For Immediate Release, January 12, 2010
Contact: Michael Robinson, (575) 534-0360
Endangered Jaguars to Receive Critical Habitat Protection and Plan for Recovery of U.S. Population
TUCSON, Ariz.— In a far-reaching reversal of Bush administration policy, the U.S. Fish and Wildlife Service announced today that it will designate critical habitat for endangered jaguars in the United States and develop a jaguar recovery plan. The Fish and Wildlife Service will propose specific areas for critical habitat designation in January 2011, according to a Federal Register announcement made public today.
“With critical habitat designation and a recovery plan, jaguars will have a chance to roam once again through the southwestern lands they’ve inhabited since time immemorial,” said Michael Robinson of the Center for Biological Diversity, the organization whose three successive lawsuits since 2004 resulted in today’s decision.
Critical habitat designation will result in protection for large swaths of the Southwest, a region that jaguars used to call home but in which they’re now rarely found. A recovery plan for the jaguar will provide a road map for recovery of jaguars to the United States, whether through natural migration or reintroduction.
“The deserts, forests, and mountains of the United States provide important habitat for jaguars, but today’s decision may also help jaguars in Mexico and Central and South America through inspiring other nations to undertake similar conservation actions,” said Robinson.

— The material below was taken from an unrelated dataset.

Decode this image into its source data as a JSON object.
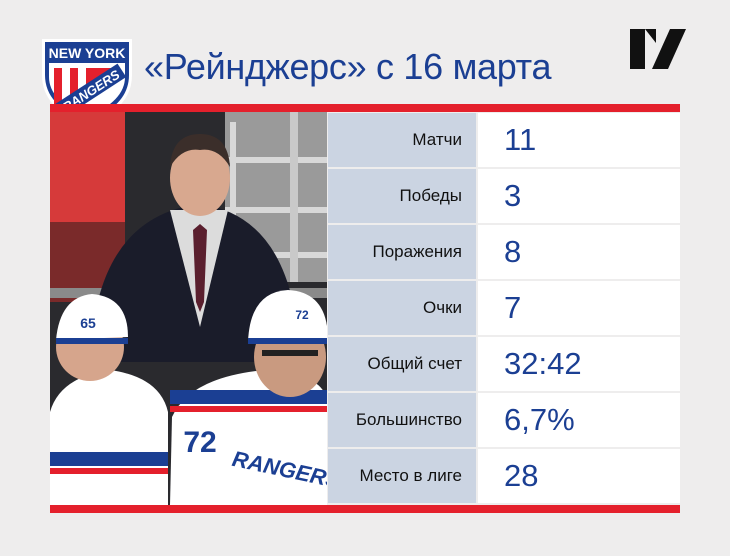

Although both actions are clearly required by the Endangered Species Act, the Fish and Wildlife Service maintained for years that designation of critical habitat and development of a recovery plan were not practical because so much of the jaguar’s range occurs outside the United States. On March 30, 2009, a federal judge rejected both of these positions and ordered the Service to reconsider designation of critical habitat and development of a recovery plan, resulting in today’s decision.
The decision is a blow to the Arizona Game and Fish Department, which has long advocated for greater authority over jaguar management and against development of a recovery plan and designation of critical habitat.
“With today’s decision, the U.S. Fish and Wildlife Service is reasserting its authority over jaguar management,” said Robinson. “Given mismanagement of the jaguar by Arizona Game and Fish, including the death of Macho B, today’s decision is a welcome turn toward real, meaningful protection.”
On February 18, 2009, Arizona Game and Fish bungled a snaring operation that ostensibly targeted cougars and black bears but was reportedly baited with jaguar scat from a zoo, resulting in the death of Macho B, the last jaguar known in the United States. Rather than transparently investigate, the state agency quickly downplayed capture as a factor and ordered the jaguar skinned in lieu of conducting a comprehensive necropsy. Macho B’s death is currently the subject of a federal criminal investigation.
“A science-based recovery team is needed to ensure that jaguar research is conducted in a safe manner, and should be a necessary precursor to any further capture of jaguars,” said Robinson. “In other words, we support a complete ban on jaguar capture until there is oversight by a recovery team.”
Critical habitat could be designated across large portions of the species’ historic range, which includes portions of California, Arizona, New Mexico, Texas, and Louisiana. The American Society of Mammalogists described jaguar habitat in the United States as “vital to the long-term resilience and survival of the species,” and urged the Fish and Wildlife Service to develop a recovery plan and designate critical habitat for the jaguar. The Jaguar Conservation Team, an interagency group, identified millions of acres in Arizona and New Mexico that could provide habitat for jaguars. In designating critical habitat, Fish and Wildlife will consider all of this information.
“With threats like construction of the border wall and continued urban sprawl, habitat protection is absolutely essential to recovering the jaguar in the Southwest,” said Robinson.
The federal government is not allowed to destroy or adversely modify critical habitat, either directly or through issuing permits. Not surprisingly, species with critical habitat designated for them have been found to be twice as likely to be recovering as those without.
Jaguars, great orange felines with black rosettes, are the third largest cat in the world, after the tiger and the lion, and the largest in the western hemisphere.